My life lately is like a roller coaster. But in a good way. I have a son. I gave birth almost two months ago. Yet I still catch myself staring in spaces and thinking how I still can’t believe I’m a mom. And I have this little kiddo. Who grew inside of me. It’s crazy. I missed blogging. I missed putting random thoughts on here. I miss writing just because and I miss writing for the sake of just writing. I need to do it more and again. I miss it all. Looking forward to be back on here more often.
Here are some of my little baby’s photos. He is quiet a camera lover. Like his mommy!
Isn’t he cute?!
Despite of all the pain you have caused me, doesn’t erased the fact that I still loved you and you still played a very important role in my life. You’ve made me realize things that nobody could have. Because of how I felt towards you, I took things to the extreme. Which should always be the case no matter what it came about. You also taught me the importance of expressing my feelings, and that it’s better to say too much than nothing at all. I could go on and on. I could try to justify how I felt today and now. I could try to convince myself that all the amazing things in the past is just nonsense or that I should probably forget. But I won’t. I think this is great and I think this is part of the process of becoming a better person. I think this is a test. How I handle this will affect the person I will be after I am through with this chapter. I think that everything will make sense later. So I thank you. I thank you for everything.
Society will tell you that you’re too skinny. Society will tell you that you’re too fat. Society will make it seem like there is no in between. And then we try to fix it by saying “love yourself for who and what you are. ” but turn around and body shame body types that contradict ours.
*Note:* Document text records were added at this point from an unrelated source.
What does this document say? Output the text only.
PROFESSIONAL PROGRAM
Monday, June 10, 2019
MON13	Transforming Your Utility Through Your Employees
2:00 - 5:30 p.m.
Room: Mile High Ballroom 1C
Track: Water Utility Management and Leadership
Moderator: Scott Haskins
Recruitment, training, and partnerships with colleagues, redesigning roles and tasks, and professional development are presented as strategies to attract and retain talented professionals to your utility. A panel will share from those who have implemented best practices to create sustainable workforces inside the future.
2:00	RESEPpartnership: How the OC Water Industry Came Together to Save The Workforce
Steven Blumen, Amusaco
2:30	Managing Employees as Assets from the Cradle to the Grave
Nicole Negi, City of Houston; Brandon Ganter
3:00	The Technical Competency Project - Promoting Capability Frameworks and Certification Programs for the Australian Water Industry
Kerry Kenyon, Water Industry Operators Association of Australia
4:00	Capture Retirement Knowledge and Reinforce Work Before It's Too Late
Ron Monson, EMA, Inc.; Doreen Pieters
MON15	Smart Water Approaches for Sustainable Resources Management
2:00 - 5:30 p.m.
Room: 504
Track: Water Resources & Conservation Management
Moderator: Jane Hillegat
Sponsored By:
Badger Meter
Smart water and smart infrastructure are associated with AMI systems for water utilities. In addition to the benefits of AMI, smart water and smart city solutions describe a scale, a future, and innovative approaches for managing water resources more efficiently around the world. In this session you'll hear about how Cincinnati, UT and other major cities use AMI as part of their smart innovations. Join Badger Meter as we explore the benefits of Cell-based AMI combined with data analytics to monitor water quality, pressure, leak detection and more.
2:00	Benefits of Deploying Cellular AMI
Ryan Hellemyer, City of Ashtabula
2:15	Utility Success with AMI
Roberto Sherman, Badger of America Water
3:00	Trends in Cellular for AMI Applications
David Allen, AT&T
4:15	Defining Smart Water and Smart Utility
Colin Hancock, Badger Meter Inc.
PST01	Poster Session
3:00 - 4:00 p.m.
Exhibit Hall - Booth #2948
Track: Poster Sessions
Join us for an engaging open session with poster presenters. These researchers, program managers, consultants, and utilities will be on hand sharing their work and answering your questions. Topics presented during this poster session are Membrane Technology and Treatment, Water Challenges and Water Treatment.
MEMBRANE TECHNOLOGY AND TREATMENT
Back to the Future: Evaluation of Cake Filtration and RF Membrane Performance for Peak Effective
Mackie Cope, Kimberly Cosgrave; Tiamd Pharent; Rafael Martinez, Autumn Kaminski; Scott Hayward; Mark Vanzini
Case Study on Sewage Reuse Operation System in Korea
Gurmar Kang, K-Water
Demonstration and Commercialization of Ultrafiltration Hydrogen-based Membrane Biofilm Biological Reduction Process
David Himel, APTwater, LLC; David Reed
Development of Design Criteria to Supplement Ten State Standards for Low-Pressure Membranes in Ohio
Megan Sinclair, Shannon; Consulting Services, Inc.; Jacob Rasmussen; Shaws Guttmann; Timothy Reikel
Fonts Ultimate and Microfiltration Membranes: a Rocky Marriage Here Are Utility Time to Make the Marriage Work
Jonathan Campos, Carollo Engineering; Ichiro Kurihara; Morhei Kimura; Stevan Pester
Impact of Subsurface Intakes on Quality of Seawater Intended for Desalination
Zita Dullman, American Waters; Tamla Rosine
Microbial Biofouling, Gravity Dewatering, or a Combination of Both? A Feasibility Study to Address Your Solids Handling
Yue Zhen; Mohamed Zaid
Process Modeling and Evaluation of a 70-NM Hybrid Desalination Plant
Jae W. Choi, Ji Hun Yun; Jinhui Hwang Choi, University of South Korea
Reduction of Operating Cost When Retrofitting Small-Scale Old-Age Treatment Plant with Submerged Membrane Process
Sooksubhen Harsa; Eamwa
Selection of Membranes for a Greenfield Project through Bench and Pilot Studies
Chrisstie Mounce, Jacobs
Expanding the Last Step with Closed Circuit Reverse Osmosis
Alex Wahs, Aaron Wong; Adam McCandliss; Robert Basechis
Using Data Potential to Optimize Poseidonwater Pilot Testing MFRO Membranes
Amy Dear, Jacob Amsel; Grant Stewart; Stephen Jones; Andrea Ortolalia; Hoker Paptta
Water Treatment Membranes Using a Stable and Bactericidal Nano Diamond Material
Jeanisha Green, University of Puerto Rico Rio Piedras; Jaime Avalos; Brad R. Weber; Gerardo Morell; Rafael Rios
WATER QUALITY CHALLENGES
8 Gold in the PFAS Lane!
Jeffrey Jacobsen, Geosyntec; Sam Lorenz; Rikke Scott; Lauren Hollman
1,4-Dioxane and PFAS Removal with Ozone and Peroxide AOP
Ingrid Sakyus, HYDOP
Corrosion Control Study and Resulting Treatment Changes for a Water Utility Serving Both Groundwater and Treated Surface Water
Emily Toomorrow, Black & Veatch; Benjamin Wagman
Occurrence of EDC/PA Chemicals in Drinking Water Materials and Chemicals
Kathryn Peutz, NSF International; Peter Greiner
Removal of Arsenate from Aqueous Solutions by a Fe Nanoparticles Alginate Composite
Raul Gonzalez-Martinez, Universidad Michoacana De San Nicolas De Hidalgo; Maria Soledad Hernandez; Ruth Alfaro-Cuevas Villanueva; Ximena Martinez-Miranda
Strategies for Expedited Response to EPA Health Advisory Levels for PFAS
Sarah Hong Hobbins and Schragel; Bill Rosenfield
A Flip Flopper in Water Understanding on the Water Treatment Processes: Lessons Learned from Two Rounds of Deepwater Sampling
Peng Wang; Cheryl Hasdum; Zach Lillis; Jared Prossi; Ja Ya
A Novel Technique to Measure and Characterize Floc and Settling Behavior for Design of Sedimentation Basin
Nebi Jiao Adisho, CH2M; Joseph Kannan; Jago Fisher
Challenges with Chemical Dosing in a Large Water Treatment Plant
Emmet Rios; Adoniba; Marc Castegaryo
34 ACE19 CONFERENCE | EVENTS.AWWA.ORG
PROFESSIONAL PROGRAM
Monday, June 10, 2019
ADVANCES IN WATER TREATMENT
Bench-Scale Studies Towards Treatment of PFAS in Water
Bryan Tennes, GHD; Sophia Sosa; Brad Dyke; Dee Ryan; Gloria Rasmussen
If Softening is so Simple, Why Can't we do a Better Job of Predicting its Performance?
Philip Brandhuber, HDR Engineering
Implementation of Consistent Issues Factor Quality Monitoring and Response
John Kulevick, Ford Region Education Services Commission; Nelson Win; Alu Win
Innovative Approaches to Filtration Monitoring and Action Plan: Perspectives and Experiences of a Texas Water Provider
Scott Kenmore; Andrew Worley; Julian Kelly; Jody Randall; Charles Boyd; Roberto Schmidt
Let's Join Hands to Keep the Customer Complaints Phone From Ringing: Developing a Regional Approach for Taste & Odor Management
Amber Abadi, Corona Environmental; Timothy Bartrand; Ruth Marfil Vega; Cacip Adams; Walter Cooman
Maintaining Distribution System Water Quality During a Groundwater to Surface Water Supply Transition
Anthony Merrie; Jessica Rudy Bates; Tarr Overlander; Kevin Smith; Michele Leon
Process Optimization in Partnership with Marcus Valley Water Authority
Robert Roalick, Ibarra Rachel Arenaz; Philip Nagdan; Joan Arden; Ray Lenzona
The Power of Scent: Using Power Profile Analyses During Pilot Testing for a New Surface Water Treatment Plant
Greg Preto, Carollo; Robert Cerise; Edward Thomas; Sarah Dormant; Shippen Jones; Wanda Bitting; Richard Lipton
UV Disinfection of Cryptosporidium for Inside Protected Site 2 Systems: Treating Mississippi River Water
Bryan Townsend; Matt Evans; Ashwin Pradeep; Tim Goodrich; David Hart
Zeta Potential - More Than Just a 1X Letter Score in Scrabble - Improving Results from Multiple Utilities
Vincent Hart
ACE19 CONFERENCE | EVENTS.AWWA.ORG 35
Why can’t we just say everybody is beautiful without bias? Or why can’t you not say it if you don’t mean it. I think that’s better. If you do not think someone is attractive, then keep it to yourself. We need to encourage peace and love. We need to encourage girls to embrace their own body type. So let them. Just because you don’t think someone is attractive because of their figure, doesn’t mean other people see them the same way. And don’t feel terrible if you don’t find someone attractive by their figure because we all are entitled to our own opinion. I’m not saying you should try to sugar coat things. I’m just saying that if you don’t have any nice things to say, then don’t say anything at all.
There is so much I want to say to you, but I am afraid of what you will say back. They always say never hold back, and how it’s better to say too much and all, but I am the kind of person who do not ask questions when I’m unsure if the answer is only going to hurt me. Yeah. I don’t like to take risks when it comes to my own emotions, but yet I’m so quick to tell people “don’t hold back. “. Why do I do that? I have no idea. But maybe because I like to pretend I’m strong. It makes me feel like if I gave an advice especially a ballsy one, I would convince myself that it’s easy. Maybe because I want to cover up the fact that I am the one who stay up all night feeling sorry for myself because I can’t figure out what I should do to with myself with all these questions on mind. They haunt me. But I am not sure if I prefer that over the truth. I’m not ready.
You think you’re okay until you wake up at 3 in the morning sobbing your heart out remembering everything that you once had but now so out of your reach. It’s okay. Cry it all out. Cry until you run out of tears. Cry as loud as you need to. Hit a pillow. Cry to a pillow. Burry your face in it. Scream. Stay up if you need to. Cry it all out. Don’t go back to sleep until you feel a tad bit better. Cry until your eyes hurt, until they’re red, until they’re swollen. After all, you need it. Let all your emotions out. You deserve it. Don’t keep it all in. You don’t want those to stay in your heart. The moment you close your eyes and fall deep into sleep, you will have the best sleep of your life. You will wake up, maybe not close to happy, but you’ll wake up with heavy eyes and you’ll wake up hungry. You will want to eat and please do something for yourself. Run. Jog. Walk. Ride a bike. This is just a start.
What’s for me will always be for me. Who’s meant to be in my life, will be there forever or close to it atleast. So I don’t stress. I don’t sweat. I don’t always try to seek for validation. Sometimes, maybe. I’m only human. We all crave it. But it is what it is. I let things go. I let things happen. I don’t try to get out of my own way to stop something or someone. I don’t waste any time or energy on things that I cannot control. I’ve been hurt from it before and now I just choose to sit back and let life take me wherever it takes me. I let life take negative people out. I learned that if you don’t stress about it, life will gladly do that for you, and when it does, just let it. Ride with it. Work on moving on instead. Save all your energy for yourself.